Mais c’est à Montségur qu’il était véritablement chez lui. Quand il
se présenta au portail, les deux femmes s’agenouillèrent pour
l’honorer.
Devant toute la communauté de Montségur, Alix
entendit patiemment les sept oraisons dominicales qui devaient
favoriser l’écoute de Dieu à sa demande. Elle se confessa
publiquement, longuement, évoquant avec regrets sa vie de plaisir
et de violence. Puis elle reçut de Guilhabert l’absolution. Ce fut
au tour de la communauté des croyants de
demander à l’évêque le pardon de leurs fautes.

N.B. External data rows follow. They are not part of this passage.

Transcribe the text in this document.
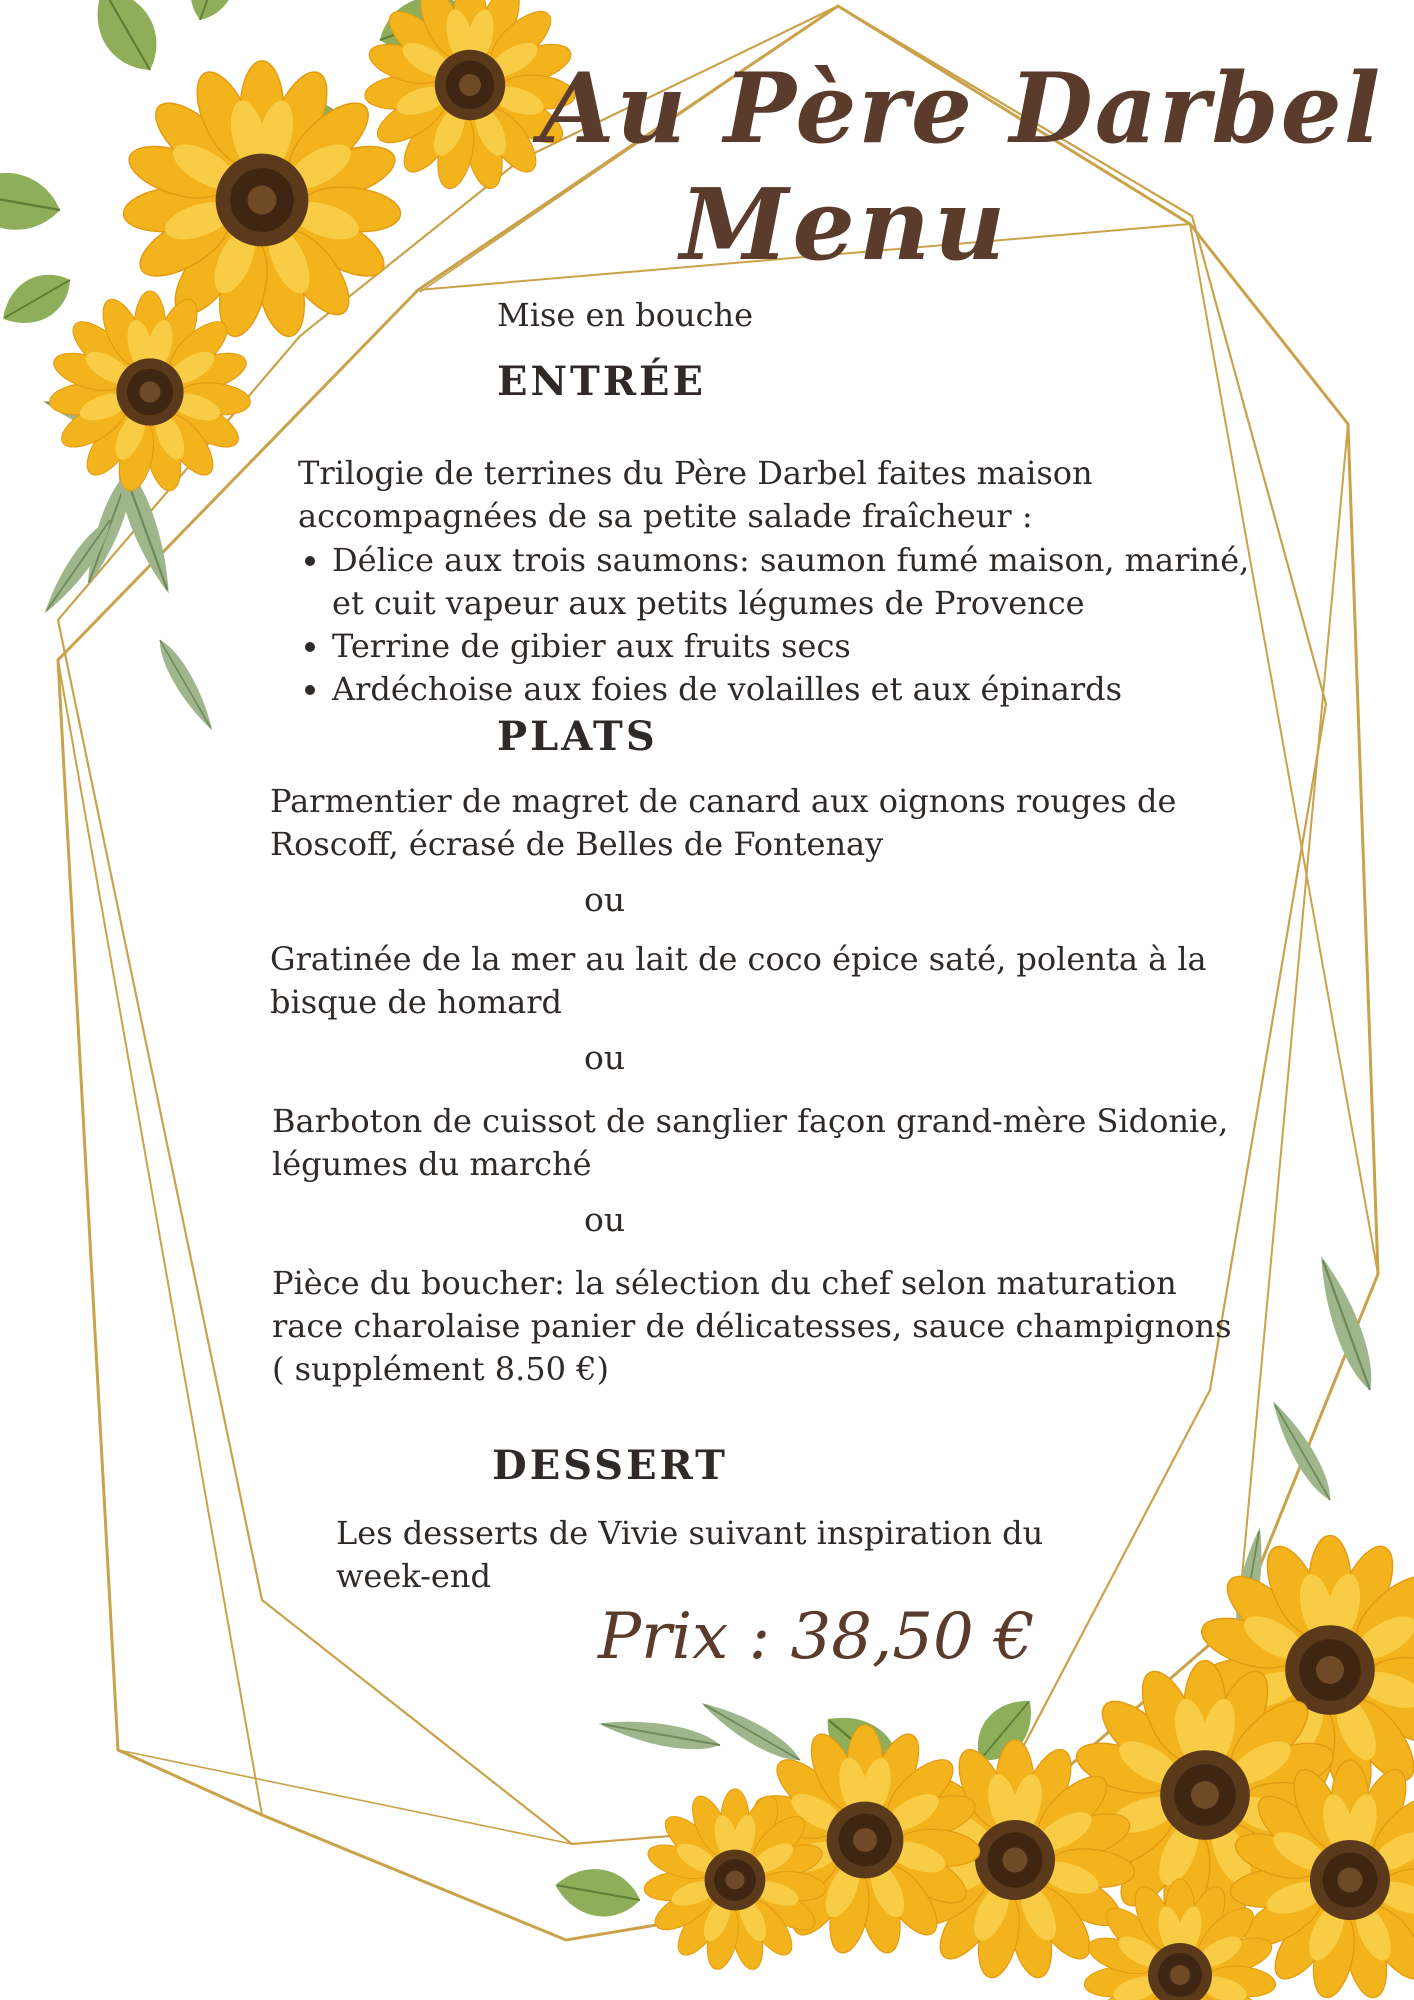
Au Père Darbel
Menu

Mise en bouche

ENTRÉE
Trilogie de terrines du Père Darbel faites maison
accompagnées de sa petite salade fraîcheur :
• Délice aux trois saumons: saumon fumé maison, mariné,
et cuit vapeur aux petits légumes de Provence
• Terrine de gibier aux fruits secs
• Ardéchoise aux foies de volailles et aux épinards
PLATS
Parmentier de magret de canard aux oignons rouges de
Roscoff, écrasé de Belles de Fontenay

ou

Gratinée de la mer au lait de coco épice saté, polenta à la
bisque de homard

ou

Barboton de cuissot de sanglier façon grand-mère Sidonie,
légumes du marché

ou

Pièce du boucher: la sélection du chef selon maturation
race charolaise panier de délicatesses, sauce champignons
( supplément 8.50 €)
DESSERT
Les desserts de Vivie suivant inspiration du
week-end

Prix : 38,50 €
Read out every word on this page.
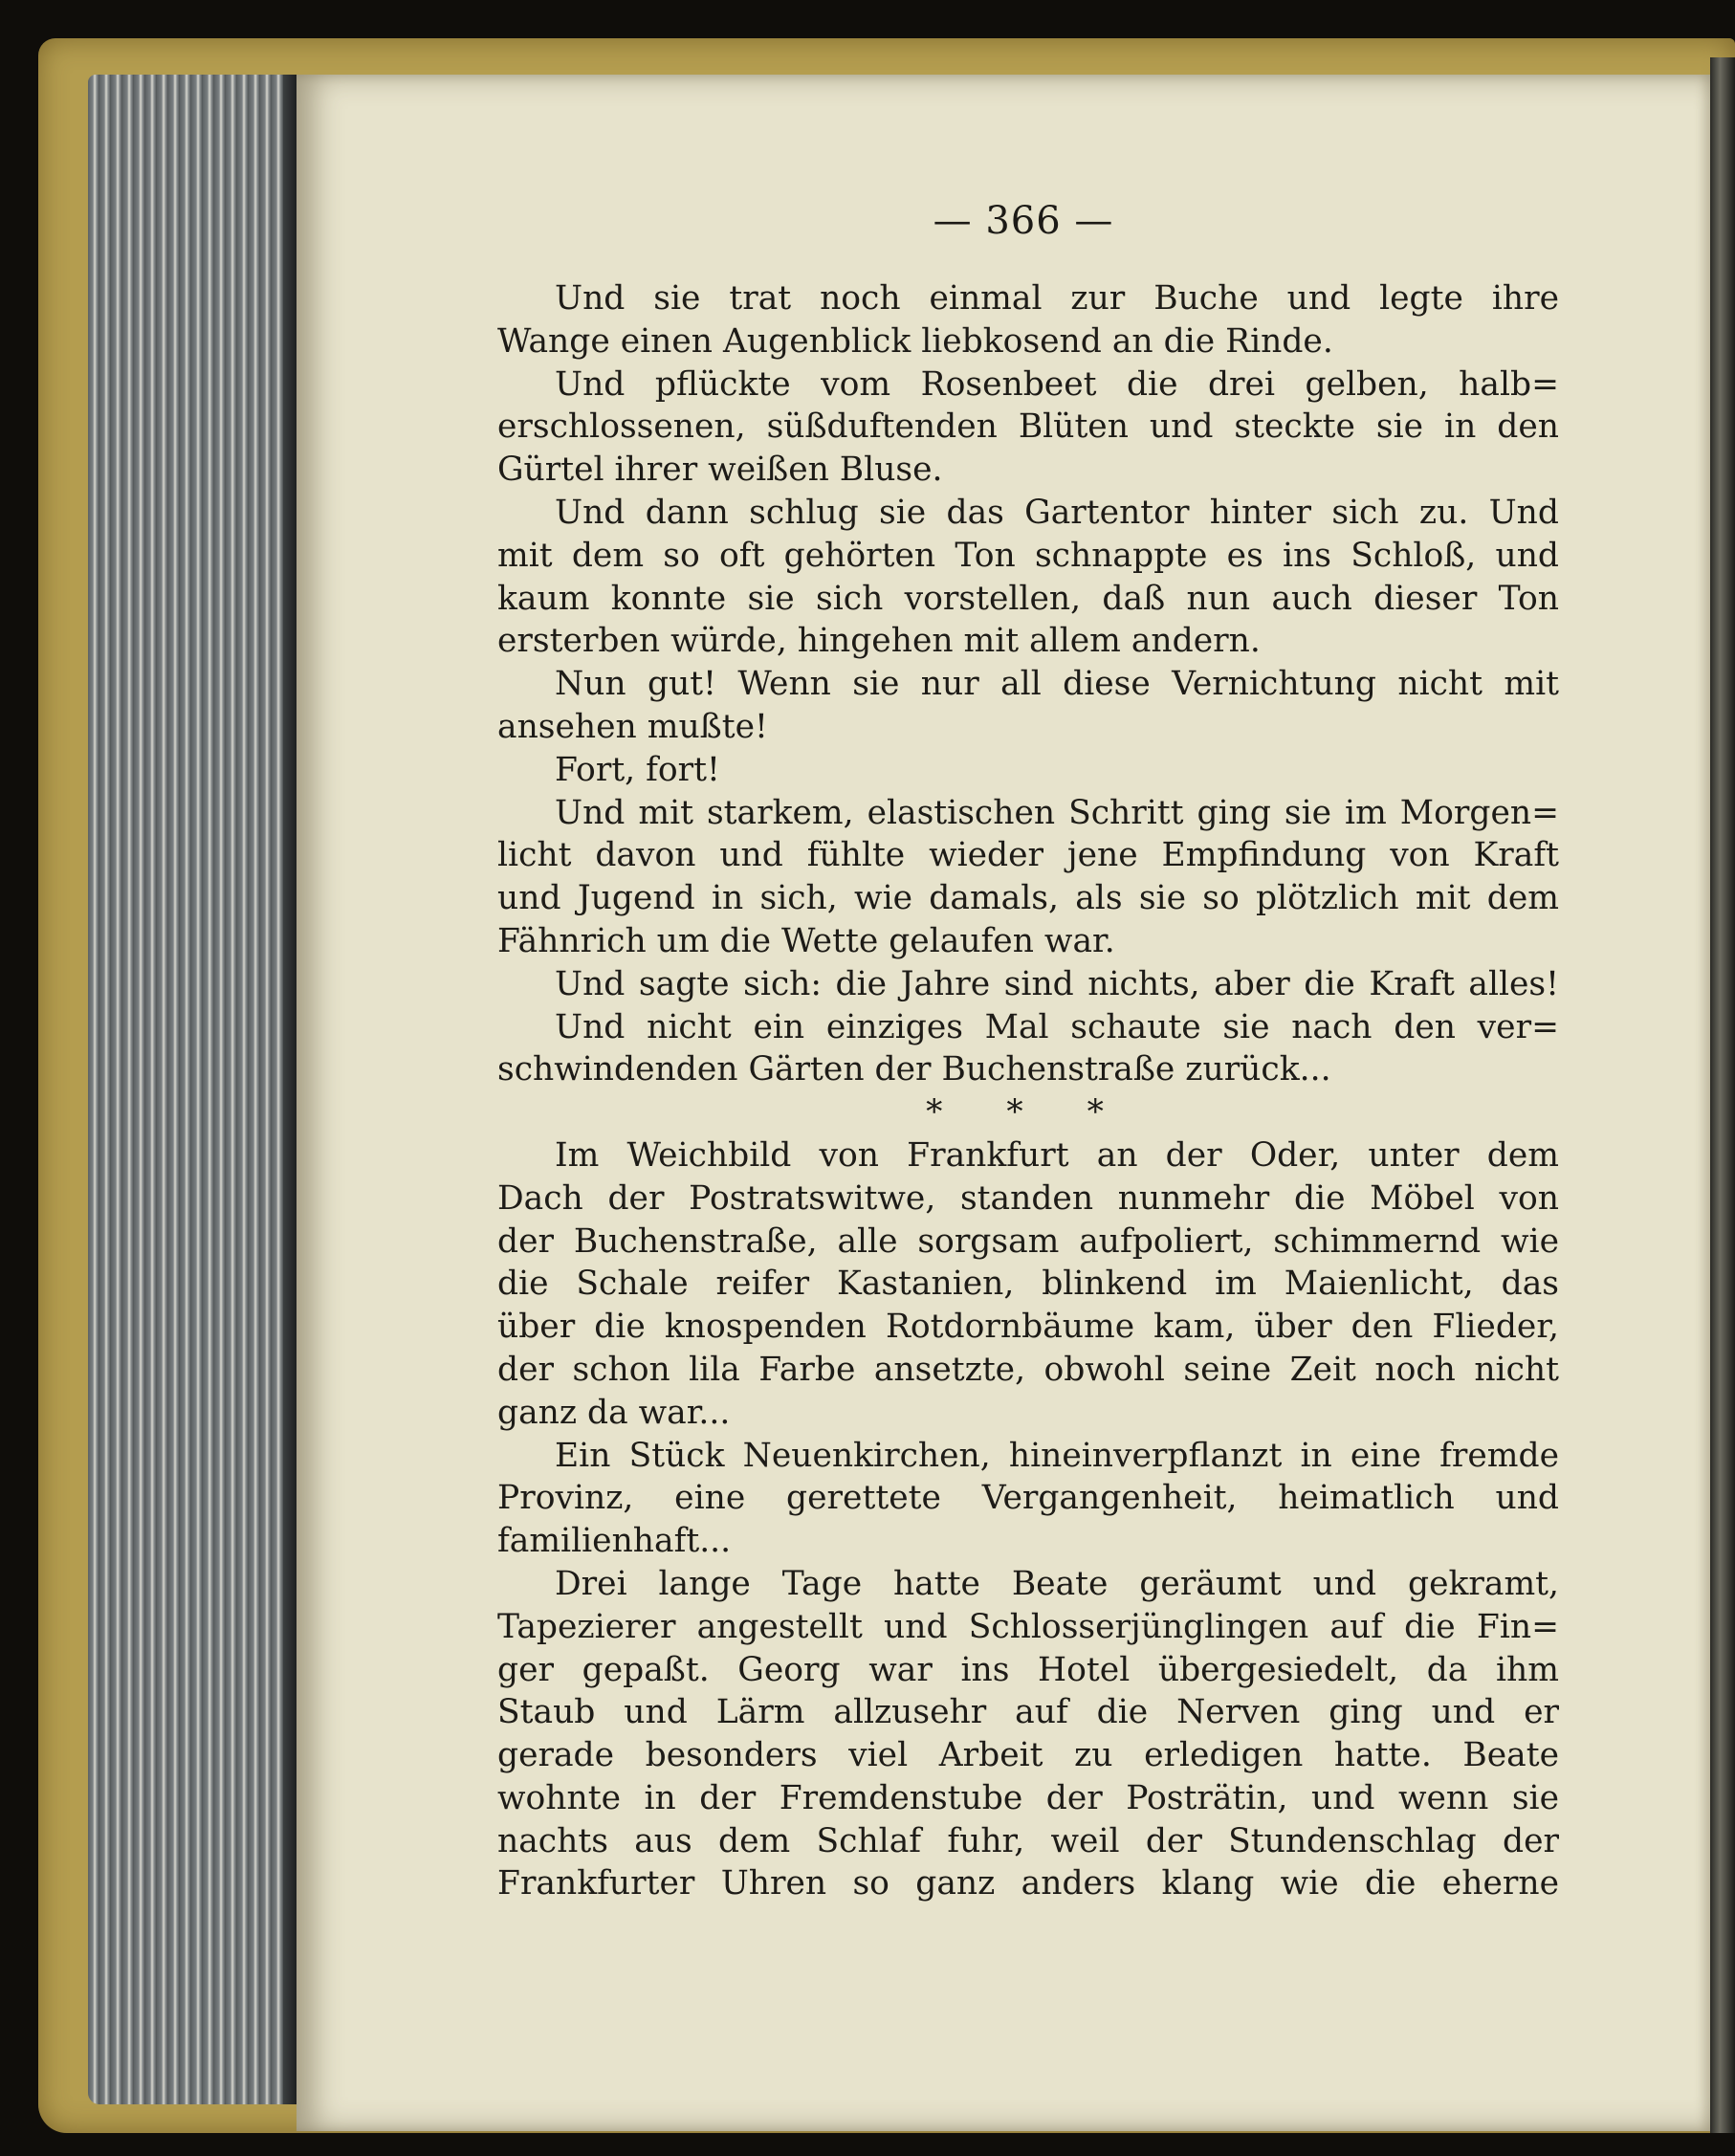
— 366 —
Und sie trat noch einmal zur Buche und legte ihre
Wange einen Augenblick liebkosend an die Rinde.
Und pflückte vom Rosenbeet die drei gelben, halb=
erschlossenen, süßduftenden Blüten und steckte sie in den
Gürtel ihrer weißen Bluse.
Und dann schlug sie das Gartentor hinter sich zu. Und
mit dem so oft gehörten Ton schnappte es ins Schloß, und
kaum konnte sie sich vorstellen, daß nun auch dieser Ton
ersterben würde, hingehen mit allem andern.
Nun gut! Wenn sie nur all diese Vernichtung nicht mit
ansehen mußte!
Fort, fort!
Und mit starkem, elastischen Schritt ging sie im Morgen=
licht davon und fühlte wieder jene Empfindung von Kraft
und Jugend in sich, wie damals, als sie so plötzlich mit dem
Fähnrich um die Wette gelaufen war.
Und sagte sich: die Jahre sind nichts, aber die Kraft alles!
Und nicht ein einziges Mal schaute sie nach den ver=
schwindenden Gärten der Buchenstraße zurück...
* * *
Im Weichbild von Frankfurt an der Oder, unter dem
Dach der Postratswitwe, standen nunmehr die Möbel von
der Buchenstraße, alle sorgsam aufpoliert, schimmernd wie
die Schale reifer Kastanien, blinkend im Maienlicht, das
über die knospenden Rotdornbäume kam, über den Flieder,
der schon lila Farbe ansetzte, obwohl seine Zeit noch nicht
ganz da war...
Ein Stück Neuenkirchen, hineinverpflanzt in eine fremde
Provinz, eine gerettete Vergangenheit, heimatlich und
familienhaft...
Drei lange Tage hatte Beate geräumt und gekramt,
Tapezierer angestellt und Schlosserjünglingen auf die Fin=
ger gepaßt. Georg war ins Hotel übergesiedelt, da ihm
Staub und Lärm allzusehr auf die Nerven ging und er
gerade besonders viel Arbeit zu erledigen hatte. Beate
wohnte in der Fremdenstube der Posträtin, und wenn sie
nachts aus dem Schlaf fuhr, weil der Stundenschlag der
Frankfurter Uhren so ganz anders klang wie die eherne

Il prononça les
paroles rituelles.
« Que le Père saint, juste, véridique et
miséricordieux, qui a pouvoir dans le ciel et sur la terre de
remettre les péchés, vous remette et vous pardonne toutes vos
fautes en ce monde et vous fasse miséricorde dans le monde futur.
»
Un vent violent soufflait en tourbillons, couvrant
parfois les paroles du maître, chassant dans les cieux des nuages
menaçants, sombres présages au destin de l’Occitanie. L’évêque
plaça devant lui une table ronde, couverte d’une nappe blanche, sur
laquelle il disposa l’Évangile de Jean. Alix, à genoux, se
prosterna trois fois avant d’accueillir le livre.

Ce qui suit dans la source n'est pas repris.